Zucchini stems may split if the plant has been moved, twisted, mishandled or its own weight. This can be easily addressed. If striped cucumber beetles, which carry bacterial wilt or fungal infections are common in the garden, treat the split area with a fungicide or cover it with a bandage of tape or impermeable adhesive. Even if the main stem is damaged, the plant can survive. Press the stem together and heap moist soil over the stem joints. This permits the growth of new roots along the covered vine.

Squash Vine Borer

Winter squash, pumpkins and zucchini are especially susceptible to squash vine borer damage. The larvae tunnel into the stems. Vines wilt and may be completely girdled, causing part of the stems and leaves to rot. To determine if the borer is present, look for splits or small holes in the stem with sawdust-like frass coming out of the stem. Cut this area of the stem partly open, locate and kill the larvae. Alternatively, use a sharpened wire to kill the larvae. Entomophagous nematodes can be injected into the squash plant stem to control the squash vine borer larvae.

Gummy Stem Blight

Gummy stem blight is caused by the fungi Didymella bryoniae or Phoma cucubitacearun. The infection is noticeable on low, older foliage, leaving brown lesions. It also causes brown stem lesions that often split open and become lighter in colour with age.
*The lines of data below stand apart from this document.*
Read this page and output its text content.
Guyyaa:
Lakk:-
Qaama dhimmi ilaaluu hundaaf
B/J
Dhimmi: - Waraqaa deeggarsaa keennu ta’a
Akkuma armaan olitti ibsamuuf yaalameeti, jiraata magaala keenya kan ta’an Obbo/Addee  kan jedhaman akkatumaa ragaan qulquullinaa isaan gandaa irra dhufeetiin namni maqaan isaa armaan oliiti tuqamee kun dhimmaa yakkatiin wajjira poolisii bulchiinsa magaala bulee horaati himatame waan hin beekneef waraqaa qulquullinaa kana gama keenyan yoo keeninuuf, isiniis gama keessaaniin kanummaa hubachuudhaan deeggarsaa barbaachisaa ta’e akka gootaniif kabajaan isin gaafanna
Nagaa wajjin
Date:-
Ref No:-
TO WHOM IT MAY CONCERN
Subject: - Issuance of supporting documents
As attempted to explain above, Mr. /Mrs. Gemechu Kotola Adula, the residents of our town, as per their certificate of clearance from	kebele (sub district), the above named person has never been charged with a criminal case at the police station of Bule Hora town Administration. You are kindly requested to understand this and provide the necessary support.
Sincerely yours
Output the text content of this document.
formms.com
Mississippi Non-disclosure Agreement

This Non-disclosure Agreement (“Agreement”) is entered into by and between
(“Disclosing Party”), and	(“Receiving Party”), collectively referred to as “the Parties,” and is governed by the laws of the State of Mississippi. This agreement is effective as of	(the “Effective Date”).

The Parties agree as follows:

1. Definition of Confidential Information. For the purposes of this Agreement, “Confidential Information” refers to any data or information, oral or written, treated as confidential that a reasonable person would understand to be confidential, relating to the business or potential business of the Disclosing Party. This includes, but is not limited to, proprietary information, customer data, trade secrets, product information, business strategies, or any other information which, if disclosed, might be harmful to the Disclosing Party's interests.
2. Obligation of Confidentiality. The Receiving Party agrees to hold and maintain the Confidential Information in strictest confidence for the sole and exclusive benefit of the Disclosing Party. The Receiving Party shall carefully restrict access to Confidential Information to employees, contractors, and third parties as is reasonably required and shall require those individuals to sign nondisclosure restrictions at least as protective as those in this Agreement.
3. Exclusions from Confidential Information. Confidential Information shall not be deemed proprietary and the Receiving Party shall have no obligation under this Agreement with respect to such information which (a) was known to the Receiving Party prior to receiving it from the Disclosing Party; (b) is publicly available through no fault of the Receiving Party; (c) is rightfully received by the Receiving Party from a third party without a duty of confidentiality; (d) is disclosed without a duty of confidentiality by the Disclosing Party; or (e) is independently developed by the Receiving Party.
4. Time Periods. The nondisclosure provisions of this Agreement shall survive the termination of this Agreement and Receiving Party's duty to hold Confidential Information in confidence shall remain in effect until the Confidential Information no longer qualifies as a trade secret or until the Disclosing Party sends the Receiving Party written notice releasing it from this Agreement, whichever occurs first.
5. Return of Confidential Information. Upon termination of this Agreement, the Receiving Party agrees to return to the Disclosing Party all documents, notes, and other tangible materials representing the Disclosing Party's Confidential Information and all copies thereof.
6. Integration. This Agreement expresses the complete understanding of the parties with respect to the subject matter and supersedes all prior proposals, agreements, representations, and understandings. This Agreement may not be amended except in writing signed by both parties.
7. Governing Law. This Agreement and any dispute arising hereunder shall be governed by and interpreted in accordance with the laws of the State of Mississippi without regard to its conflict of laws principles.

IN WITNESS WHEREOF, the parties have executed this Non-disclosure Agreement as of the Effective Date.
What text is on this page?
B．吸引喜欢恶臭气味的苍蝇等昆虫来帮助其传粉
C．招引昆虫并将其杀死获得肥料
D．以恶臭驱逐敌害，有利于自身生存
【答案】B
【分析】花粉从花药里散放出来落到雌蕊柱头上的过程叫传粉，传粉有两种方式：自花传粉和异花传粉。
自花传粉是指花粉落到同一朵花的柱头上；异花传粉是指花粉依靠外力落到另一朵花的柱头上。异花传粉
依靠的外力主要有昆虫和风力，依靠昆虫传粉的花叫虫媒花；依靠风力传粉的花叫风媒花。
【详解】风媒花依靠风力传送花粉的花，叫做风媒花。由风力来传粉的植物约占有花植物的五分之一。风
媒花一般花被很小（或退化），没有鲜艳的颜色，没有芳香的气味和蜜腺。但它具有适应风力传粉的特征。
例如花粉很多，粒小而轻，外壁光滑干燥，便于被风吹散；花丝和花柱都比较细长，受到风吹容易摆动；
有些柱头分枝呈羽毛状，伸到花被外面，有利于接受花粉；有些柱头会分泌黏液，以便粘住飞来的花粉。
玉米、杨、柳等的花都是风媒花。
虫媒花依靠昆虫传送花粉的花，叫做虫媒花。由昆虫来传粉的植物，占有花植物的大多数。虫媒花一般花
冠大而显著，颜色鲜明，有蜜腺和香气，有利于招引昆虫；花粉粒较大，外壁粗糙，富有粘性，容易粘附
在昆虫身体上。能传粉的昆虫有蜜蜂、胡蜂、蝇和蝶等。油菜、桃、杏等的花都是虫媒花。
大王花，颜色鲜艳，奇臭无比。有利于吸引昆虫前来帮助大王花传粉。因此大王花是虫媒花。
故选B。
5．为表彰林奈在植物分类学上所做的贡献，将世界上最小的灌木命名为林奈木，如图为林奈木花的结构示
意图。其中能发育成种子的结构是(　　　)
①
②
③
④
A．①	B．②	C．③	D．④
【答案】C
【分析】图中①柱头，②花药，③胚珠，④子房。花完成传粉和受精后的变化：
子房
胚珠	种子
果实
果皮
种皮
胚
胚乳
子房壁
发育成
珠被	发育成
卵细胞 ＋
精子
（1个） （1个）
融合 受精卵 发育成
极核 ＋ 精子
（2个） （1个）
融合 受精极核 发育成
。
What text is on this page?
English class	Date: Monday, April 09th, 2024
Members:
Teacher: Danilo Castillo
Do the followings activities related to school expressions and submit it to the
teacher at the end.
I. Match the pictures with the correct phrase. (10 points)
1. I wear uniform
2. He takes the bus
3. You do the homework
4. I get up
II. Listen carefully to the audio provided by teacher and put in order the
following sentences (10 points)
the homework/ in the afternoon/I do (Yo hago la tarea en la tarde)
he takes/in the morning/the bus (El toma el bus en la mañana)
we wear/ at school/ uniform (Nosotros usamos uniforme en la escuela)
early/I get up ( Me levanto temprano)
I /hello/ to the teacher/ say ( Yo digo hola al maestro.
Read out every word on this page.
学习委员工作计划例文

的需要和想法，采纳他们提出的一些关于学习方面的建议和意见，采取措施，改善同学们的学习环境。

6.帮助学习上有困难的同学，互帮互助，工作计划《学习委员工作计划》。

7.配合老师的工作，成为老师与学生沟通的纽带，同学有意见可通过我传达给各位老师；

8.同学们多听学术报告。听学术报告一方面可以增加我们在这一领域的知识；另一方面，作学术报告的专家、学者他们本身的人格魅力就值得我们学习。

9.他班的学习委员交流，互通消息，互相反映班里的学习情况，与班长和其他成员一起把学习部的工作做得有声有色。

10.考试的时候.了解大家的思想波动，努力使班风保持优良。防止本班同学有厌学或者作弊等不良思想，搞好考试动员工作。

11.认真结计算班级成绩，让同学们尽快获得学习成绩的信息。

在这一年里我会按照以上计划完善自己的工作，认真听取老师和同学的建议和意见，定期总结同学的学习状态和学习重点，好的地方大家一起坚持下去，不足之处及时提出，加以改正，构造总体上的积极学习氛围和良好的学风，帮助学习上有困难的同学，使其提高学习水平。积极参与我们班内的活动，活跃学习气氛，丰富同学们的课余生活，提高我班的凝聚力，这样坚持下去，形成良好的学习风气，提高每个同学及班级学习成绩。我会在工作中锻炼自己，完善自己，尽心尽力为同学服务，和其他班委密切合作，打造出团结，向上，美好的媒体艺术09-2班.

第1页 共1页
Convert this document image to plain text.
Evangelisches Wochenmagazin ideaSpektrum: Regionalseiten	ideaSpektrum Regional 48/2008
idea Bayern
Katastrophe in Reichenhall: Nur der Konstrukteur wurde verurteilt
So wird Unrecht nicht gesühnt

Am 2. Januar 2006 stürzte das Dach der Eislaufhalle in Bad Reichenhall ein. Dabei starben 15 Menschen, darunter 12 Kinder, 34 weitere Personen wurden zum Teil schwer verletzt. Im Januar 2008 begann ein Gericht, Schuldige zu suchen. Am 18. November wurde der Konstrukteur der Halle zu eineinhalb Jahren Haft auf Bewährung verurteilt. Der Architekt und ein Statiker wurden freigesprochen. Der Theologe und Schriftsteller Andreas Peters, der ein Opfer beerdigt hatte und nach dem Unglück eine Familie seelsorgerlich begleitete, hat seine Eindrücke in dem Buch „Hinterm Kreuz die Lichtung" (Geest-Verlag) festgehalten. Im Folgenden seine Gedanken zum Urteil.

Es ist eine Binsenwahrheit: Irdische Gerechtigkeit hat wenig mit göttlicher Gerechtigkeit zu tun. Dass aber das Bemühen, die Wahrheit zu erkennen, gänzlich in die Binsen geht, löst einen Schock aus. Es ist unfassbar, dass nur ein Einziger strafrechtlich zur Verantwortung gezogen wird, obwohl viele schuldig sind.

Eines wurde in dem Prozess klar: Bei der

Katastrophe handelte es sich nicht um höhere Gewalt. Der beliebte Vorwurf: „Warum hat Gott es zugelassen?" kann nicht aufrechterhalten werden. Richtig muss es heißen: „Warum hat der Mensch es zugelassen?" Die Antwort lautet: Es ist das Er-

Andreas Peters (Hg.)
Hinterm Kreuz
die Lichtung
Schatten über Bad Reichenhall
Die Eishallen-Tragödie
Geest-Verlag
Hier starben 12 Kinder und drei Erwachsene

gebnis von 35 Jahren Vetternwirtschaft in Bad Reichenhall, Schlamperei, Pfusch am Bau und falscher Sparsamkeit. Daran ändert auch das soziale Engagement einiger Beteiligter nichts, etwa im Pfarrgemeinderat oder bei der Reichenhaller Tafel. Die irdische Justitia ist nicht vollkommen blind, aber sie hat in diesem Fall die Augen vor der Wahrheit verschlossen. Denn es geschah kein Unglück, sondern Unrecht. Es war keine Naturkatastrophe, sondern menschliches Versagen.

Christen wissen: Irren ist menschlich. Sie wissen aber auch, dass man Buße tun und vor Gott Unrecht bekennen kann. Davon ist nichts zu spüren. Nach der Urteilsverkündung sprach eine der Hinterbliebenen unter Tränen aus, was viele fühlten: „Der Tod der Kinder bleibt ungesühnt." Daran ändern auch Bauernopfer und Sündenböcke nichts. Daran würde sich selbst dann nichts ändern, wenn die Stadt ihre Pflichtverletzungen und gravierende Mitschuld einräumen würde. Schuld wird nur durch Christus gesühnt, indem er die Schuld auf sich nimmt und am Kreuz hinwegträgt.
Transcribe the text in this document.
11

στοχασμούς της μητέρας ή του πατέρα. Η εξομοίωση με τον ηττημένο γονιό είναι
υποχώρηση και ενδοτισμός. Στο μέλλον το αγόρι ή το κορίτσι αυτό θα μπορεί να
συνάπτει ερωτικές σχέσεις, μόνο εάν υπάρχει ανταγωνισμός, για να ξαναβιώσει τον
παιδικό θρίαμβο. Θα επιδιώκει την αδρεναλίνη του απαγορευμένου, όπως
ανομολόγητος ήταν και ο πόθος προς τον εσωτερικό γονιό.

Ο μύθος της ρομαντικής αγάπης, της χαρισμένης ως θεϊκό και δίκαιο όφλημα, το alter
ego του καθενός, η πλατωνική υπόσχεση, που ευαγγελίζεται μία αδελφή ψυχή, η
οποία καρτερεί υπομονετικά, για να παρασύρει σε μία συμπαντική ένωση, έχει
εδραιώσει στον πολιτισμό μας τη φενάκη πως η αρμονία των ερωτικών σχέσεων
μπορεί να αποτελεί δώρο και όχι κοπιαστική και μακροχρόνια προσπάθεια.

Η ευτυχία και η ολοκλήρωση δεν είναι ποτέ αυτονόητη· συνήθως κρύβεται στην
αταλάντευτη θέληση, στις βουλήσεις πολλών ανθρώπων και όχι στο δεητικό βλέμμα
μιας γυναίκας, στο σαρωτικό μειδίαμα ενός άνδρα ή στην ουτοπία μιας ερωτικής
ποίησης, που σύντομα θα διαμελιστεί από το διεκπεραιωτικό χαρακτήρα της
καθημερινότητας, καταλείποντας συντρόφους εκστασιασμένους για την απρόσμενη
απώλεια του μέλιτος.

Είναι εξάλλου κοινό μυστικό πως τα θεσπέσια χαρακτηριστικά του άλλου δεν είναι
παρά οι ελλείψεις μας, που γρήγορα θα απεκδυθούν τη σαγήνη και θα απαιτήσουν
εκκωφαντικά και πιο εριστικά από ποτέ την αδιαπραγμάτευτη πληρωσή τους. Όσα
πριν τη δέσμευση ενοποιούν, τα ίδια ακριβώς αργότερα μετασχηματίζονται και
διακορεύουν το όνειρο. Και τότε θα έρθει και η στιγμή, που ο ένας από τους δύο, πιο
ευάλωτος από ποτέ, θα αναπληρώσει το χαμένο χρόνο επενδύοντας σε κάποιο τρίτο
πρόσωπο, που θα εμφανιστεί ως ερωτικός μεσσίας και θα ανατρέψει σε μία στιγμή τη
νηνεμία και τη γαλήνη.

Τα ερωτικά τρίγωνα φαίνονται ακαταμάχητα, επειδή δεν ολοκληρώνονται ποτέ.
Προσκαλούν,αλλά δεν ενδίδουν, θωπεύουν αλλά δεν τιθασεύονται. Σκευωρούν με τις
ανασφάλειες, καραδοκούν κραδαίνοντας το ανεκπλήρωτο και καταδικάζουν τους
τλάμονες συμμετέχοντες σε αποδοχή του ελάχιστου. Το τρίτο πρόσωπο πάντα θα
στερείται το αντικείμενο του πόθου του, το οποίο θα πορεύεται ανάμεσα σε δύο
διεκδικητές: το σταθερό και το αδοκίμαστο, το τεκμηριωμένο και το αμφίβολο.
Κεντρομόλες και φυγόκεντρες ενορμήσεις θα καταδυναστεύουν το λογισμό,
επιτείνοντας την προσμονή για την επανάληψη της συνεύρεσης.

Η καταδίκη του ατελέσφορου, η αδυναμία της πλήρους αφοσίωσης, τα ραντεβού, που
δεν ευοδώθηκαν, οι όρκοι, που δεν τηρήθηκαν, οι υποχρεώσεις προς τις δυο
There may be small, black, fruiting structures in this stem canker. Gummy stem blight can kill the plant. It is usually seed-borne and spreads by water splashing and strong winds. It can be avoided by using fungicide-treated seeds and infected plants can be treated with a fungicide.

Striped Cucumber Beetle

The striped cucumber beetle (Acalymma vittatum) is rarely a serious pest on zucchini but may occasionally exist in high enough numbers to be damaging. The adult beetle is 1/5 inch long with yellow-green wing covers, three black stripes and a black head. The larvae feed on roots and underground stems but cause minimal damage. Adults emerge late in the summer and feed on foliage. If populations are high enough, they also feed on roots and stems. If plants suffer more than 25 per cent defoliation during the plants' first-to-third true leaf stages, treat them with an insecticide labelled for cucurbits like permethrin, carbaryl or esfenvalerate.